What stuck with him was the groove. “I was always drawn to deeper house and tech house sounds with strong grooves and energy.” More importantly, he began to understand that DJing is less about selection in isolation and more about control in context. “It made me realise that DJing isn’t just about playing tracks, it’s about understanding the atmosphere and taking people on a journey.”


Before the bigger bookings came in, everything stayed small and consistent. Bedroom sessions, house parties, repetition. That’s where the real learning happened.


“Before any bigger bookings started happening, I was learning the most during bedroom sessions and small parties with friends. I spent a lot of time practising mixes, experimenting with tracks and figuring out what kind of sound felt natural to me.”


That environment gave him space to get things wrong, which matters more than getting things right early on. “There was no pressure, so I could try different things and learn from mistakes.”


At the same time, he had close reference points shaping his approach. Growing up alongside his brother Max Dean and cousin Luke Dean meant he was constantly exposed to people who were already deep in it.


“Seeing how passionate they were about DJing and producing pushed me to take it seriously and start building my own path in the scene. Seeing how they approach DJing, track selection and crowd control gave me a lot of insight.”



That combination of low-pressure experimentation and high-level influence created a balance that still defines how he works.

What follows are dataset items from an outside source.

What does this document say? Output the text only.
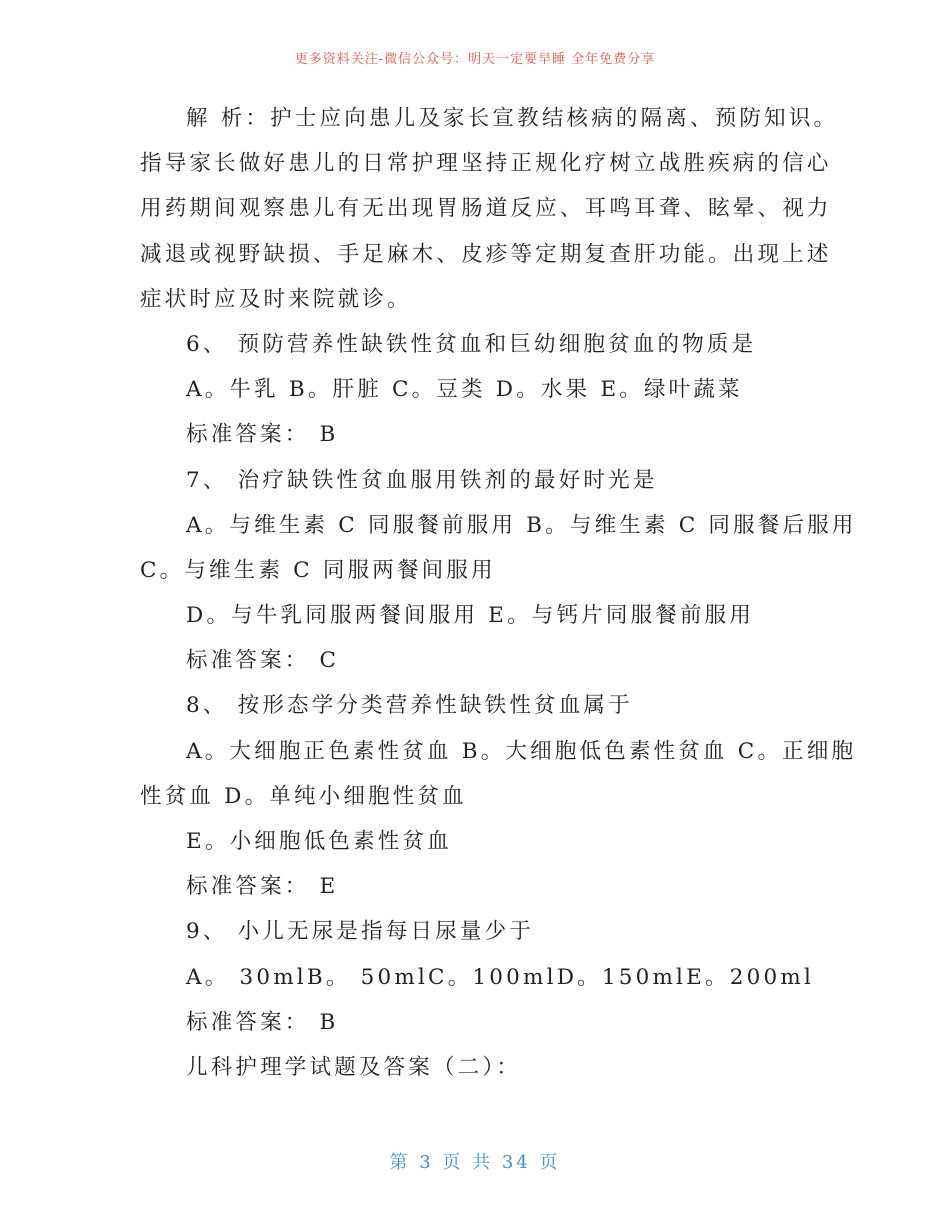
更多资料关注-微信公众号：明天一定要早睡 全年免费分享
解 析：护士应向患儿及家长宣教结核病的隔离、预防知识。
指导家长做好患儿的日常护理坚持正规化疗树立战胜疾病的信心
用药期间观察患儿有无出现胃肠道反应、耳鸣耳聋、眩晕、视力
减退或视野缺损、手足麻木、皮疹等定期复查肝功能。出现上述
症状时应及时来院就诊。
6、 预防营养性缺铁性贫血和巨幼细胞贫血的物质是
A。牛乳 B。肝脏 C。豆类 D。水果 E。绿叶蔬菜
标准答案： B
7、 治疗缺铁性贫血服用铁剂的最好时光是
A。与维生素 C 同服餐前服用 B。与维生素 C 同服餐后服用
C。与维生素 C 同服两餐间服用
D。与牛乳同服两餐间服用 E。与钙片同服餐前服用
标准答案： C
8、 按形态学分类营养性缺铁性贫血属于
A。大细胞正色素性贫血 B。大细胞低色素性贫血 C。正细胞
性贫血 D。单纯小细胞性贫血
E。小细胞低色素性贫血
标准答案： E
9、 小儿无尿是指每日尿量少于
A。 30mlB。 50mlC。100mlD。150mlE。200ml
标准答案： B
儿科护理学试题及答案（二）：
第 3 页 共 34 页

The biggest lesson from that period was patience.


“My earliest DJ experiences taught me that patience is really important,” he says. “When you first start DJing, you want everything to happen quickly, but improving takes time and a lot of practice.”


It’s a lesson a lot of artists ignore early on. The instinct is always to rush into the biggest moment. He learned to hold back.


“I learned that you don’t always need to rush into the biggest track or the loudest moment. Sometimes the best sets are built slowly by letting the groove develop.”


That same thinking runs through his production. Confidence didn’t come from validation or big co-signs. It came from repetition and trusting his own taste.


“Building confidence in my selections came from spending a lot of time digging for music and trusting my instincts. When you’re starting out, it’s easy to worry about what people expect you to play. I realised that the most important thing is choosing tracks that genuinely excite you.”


There’s a clear turning point when that instinct starts to translate beyond your own environment. For Joss, that came when his music left the bedroom and landed in real club settings.


“One of the first times I really felt my sound translating beyond my own environment was hearing my music played in proper club settings and seeing the reaction from the crowd. It gave me confidence that the sound I was working on could connect with people outside my immediate circle.”


From there, momentum becomes a byproduct rather than a goal.


Looking back, he’s clear on what kept things moving without losing direction. “The mindset that helped me the most was focusing on learning rather than rushing success. Instead of forcing things too quickly, I focused on building my taste, practising DJing and improving my production.”



That approach feeds directly into ‘Was I Loved (Dub Mix)’, his latest release on Dansu Discs. Where the original leaned into vocal identity and crossover reach, the Dub Mix pulls everything back to pure function. Rolling drums, weighty low-end and space where it matters.


It’s a record built for late-night sets, where control matters more than impact. Where tension builds naturally instead of being forced. Where the groove does the work.


That shift isn’t accidental. It reflects exactly where Joss Dean is right now as an artist. Not chasing attention, but understanding how to hold it.